I get both real and complex eigenvalues as expected, but all are given in complex form. The issue I am having is that numpy.sort sorts these values by the real part of each eigenvalue which is useful to a point, but the real part of each eigenvalue is either increasing/decreasing as I vary R.

Thus there becomes a point where I need to sort by imaginary part also to keep each eigenvalue in the same entry in the output array. The picture below shows what I mean. I get 3 real eigenvalues displayed in positions 2, 3 and 4 in the array jumping to positions 0,1 and 4. How can I sort by imaginary part? I have added my code below. Eigenvalues switching column

import numpy.linalg as la

for a,b,c,d,e,f in zip(T_S, T_C, S_S, S_C, w, R):

    eigvals = la.eigvals(np.array([[-f, e, 0, 0, b], 
                                   [-e, -f, 0, 0, -a], 
                                   [0, 0, -f, e, d],
                                   [0, 0, -e, -d, -c], 
                                   [-1/(2*F), 0, D/(2*F), 0, -1/F]]))

    eigvals = np.sort(eigvals)
    print(np.round(eigvals, decimals = 3))

EDIT: Upon thinking about this, I don't think sorting is going to help me here. Thanks to those who answered.

I wish to keep the purely real eigenvalue in the same position in the array for each iteration. The sorting is precisely what is making it change position.

  for i = 4.2 eigvals = [-0.33-4.16j -0.33+4.16j -0.33+0.j    0.  -4.2j   0. +4.2j ]
  for i = 4.3 eigvals = [-0.35+0.j   -0.33-4.26j -0.33+4.26j  0.  -4.3j   0.  +4.3j ]

In the i = 4.2 case the real root is in position 2 but for i = 4.3 the real part decreases so np.sort moves it to position 0.

I am not sure there is an easy way around this but any suggestions would be great.

Answer 1

Your question is not very clear but I'll try to answer at least this key element:

How can I sort by imaginary part ?

You can simply exchange temporarily the real and imag parts:

import numpy as np
a = np.array([-1+1j, 0-1j, 1])

def xch_real_imag(arr):
    return a.imag + 1j * a.real

print(a)
imag_sorted = xch_real_imag(np.sort(xch_real_imag(a)))
print(imag_sorted)

yields

[-1.+1.j  0.-1.j  1.+0.j]
[ 1.-1.j -1.+0.j  0.+1.j]

If you need a more precise answer about your case, please edit your question with a reproducible example, that will help the community try to help you.

Answer 2

I am assuming you want to sort an np.array() of complex numbers first by real part and then imaginary part.

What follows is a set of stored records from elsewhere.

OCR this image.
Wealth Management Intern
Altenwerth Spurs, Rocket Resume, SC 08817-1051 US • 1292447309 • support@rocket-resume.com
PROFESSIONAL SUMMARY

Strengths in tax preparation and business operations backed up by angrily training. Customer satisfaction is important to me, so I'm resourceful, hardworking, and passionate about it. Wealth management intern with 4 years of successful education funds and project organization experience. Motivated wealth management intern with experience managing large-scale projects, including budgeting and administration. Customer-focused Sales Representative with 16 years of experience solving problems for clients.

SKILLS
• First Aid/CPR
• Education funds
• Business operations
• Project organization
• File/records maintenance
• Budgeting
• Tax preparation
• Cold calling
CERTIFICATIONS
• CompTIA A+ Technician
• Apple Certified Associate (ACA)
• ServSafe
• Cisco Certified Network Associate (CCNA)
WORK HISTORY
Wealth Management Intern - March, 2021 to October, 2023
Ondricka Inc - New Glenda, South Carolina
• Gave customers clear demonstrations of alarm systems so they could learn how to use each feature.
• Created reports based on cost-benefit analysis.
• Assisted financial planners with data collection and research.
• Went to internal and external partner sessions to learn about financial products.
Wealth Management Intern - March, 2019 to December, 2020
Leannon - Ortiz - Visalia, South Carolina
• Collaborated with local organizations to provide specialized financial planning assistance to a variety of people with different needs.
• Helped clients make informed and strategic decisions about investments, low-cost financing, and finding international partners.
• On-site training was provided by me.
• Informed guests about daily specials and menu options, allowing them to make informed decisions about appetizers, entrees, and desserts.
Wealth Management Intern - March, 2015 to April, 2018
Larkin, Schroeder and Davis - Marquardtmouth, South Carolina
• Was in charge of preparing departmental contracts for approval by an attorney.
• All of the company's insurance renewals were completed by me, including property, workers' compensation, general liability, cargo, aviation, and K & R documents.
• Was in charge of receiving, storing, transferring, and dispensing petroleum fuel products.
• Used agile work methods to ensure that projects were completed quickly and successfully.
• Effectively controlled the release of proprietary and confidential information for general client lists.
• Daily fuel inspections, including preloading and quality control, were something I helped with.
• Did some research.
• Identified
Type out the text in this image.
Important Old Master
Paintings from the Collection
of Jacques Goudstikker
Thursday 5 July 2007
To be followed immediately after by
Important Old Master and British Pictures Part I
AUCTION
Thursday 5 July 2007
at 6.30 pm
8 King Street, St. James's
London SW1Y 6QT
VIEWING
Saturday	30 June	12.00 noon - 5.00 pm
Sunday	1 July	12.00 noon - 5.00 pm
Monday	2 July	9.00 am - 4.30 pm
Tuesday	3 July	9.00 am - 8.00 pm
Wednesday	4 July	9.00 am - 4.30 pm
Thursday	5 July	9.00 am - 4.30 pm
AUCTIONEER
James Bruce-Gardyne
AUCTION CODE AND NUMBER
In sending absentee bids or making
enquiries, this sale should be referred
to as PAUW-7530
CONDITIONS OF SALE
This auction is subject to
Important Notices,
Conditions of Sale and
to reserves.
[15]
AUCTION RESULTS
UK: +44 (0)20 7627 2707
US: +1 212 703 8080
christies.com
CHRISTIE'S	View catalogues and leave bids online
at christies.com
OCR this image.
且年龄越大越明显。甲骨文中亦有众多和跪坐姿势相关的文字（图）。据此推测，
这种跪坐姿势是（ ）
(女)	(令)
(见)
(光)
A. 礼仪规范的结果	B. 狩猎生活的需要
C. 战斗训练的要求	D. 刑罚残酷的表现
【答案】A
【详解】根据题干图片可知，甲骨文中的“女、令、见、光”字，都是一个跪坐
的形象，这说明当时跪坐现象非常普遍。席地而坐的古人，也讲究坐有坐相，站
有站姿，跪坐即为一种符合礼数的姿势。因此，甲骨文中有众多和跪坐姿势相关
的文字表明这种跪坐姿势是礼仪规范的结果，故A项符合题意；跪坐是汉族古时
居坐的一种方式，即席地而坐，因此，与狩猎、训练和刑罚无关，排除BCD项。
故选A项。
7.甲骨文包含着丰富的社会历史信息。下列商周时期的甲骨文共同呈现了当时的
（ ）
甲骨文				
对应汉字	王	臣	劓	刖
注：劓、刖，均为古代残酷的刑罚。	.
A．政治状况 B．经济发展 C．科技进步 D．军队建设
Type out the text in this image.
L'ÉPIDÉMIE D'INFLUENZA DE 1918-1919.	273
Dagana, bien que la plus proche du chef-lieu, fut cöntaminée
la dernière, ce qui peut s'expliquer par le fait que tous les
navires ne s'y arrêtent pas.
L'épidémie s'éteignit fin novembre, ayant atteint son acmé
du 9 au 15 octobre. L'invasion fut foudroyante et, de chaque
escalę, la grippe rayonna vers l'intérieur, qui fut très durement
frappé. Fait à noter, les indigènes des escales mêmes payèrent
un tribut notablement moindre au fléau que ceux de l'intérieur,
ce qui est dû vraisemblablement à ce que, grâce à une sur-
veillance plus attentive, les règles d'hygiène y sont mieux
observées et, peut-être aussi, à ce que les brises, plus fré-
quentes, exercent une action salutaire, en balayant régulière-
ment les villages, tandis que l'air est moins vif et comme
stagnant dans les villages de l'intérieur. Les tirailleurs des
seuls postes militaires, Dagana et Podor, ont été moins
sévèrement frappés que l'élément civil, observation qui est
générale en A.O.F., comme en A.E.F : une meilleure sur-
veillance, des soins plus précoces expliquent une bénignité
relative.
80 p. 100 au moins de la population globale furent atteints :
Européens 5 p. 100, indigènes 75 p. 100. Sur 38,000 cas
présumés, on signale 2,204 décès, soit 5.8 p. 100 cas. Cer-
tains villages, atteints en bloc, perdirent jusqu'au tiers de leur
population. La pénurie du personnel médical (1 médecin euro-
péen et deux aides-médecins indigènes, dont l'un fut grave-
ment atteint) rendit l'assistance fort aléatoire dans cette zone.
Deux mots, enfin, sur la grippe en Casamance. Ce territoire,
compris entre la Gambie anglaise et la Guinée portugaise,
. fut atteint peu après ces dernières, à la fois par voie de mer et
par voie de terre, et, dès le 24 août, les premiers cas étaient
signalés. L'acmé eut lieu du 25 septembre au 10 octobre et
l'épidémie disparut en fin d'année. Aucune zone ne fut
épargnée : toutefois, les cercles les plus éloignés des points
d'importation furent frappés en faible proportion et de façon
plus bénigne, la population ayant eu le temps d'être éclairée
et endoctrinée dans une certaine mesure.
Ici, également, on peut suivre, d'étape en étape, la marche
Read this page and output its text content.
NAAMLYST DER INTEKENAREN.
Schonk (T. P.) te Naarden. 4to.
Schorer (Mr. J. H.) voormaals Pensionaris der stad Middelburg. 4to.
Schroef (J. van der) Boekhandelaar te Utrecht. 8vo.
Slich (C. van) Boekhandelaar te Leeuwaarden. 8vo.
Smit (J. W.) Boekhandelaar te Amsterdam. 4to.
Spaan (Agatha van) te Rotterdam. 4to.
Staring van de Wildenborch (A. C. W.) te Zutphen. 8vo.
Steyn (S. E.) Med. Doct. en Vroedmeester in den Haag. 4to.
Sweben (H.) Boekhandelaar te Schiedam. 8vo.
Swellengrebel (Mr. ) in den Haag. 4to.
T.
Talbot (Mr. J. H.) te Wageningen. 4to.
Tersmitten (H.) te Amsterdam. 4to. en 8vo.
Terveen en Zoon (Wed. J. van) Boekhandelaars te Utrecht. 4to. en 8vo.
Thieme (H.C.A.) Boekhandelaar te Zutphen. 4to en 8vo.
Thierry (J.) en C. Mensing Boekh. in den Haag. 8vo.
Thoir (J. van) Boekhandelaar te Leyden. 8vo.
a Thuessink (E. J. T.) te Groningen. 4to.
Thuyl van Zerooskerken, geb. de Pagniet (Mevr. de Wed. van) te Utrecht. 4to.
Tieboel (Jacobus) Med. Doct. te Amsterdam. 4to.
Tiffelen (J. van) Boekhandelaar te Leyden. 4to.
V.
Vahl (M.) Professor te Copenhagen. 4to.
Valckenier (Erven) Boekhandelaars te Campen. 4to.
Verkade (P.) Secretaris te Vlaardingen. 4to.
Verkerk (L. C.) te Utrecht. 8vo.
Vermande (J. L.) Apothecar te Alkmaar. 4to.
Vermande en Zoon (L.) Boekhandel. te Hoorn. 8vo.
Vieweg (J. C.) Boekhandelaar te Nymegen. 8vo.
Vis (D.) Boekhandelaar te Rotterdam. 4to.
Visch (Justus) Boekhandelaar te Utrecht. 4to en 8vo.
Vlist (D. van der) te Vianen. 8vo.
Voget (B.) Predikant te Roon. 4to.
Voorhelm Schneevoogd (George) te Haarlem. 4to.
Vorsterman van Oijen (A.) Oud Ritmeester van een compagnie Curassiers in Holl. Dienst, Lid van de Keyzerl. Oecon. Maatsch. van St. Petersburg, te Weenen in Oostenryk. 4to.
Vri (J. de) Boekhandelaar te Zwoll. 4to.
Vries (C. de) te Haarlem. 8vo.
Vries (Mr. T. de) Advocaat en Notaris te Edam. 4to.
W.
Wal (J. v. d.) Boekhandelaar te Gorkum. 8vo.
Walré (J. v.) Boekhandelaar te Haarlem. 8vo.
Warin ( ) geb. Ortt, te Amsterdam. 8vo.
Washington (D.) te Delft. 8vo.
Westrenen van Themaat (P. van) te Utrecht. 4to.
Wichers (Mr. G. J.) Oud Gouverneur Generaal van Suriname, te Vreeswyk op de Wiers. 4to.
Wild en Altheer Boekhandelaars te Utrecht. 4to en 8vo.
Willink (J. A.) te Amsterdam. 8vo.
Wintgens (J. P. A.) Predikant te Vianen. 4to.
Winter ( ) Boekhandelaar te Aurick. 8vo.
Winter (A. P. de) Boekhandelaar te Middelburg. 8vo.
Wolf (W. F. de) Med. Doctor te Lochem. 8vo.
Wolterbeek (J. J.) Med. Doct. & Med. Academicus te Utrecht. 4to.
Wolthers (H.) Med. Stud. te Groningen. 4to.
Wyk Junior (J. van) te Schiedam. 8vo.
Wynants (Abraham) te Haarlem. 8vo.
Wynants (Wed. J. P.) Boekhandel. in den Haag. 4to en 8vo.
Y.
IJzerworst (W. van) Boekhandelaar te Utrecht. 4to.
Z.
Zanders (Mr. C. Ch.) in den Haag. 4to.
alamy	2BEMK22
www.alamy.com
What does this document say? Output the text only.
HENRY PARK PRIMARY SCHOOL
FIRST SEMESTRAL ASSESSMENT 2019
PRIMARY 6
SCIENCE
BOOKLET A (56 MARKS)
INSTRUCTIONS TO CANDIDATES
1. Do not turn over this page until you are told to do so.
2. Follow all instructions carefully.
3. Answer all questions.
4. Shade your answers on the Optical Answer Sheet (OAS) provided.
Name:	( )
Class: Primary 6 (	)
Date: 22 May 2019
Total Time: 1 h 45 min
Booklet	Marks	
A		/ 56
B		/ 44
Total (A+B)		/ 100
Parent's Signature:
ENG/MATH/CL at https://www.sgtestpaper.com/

At least, I think that's the main thing on your question.

Say you have:

import numpy as np

a = np.array([3+4j, 1+2j, 3+3j, 3+2j])

Numpy documentation on numpy.sort() states:

The sort order for complex numbers is lexicographic. If both the real and imaginary parts are non-nan then the order is determined by the real parts except when they are equal, in which case the order is determined by the imaginary parts.

So, there you go, numpy takes care of that for you, no need to fancy operations. For the example above, you can do:

print(a)
x = np.sort(a)
print(x)

Outputs:

[3.+4.j 1.+2.j 3.+3.j 3.+2.j] # prior to sorting

[1.+2.j 3.+2.j 3.+3.j 3.+4.j] # sorted

Note how the 3 last items have the same real part (3), and three different imaginary partas (2, 3, 4) and how they are sorted in increasing order.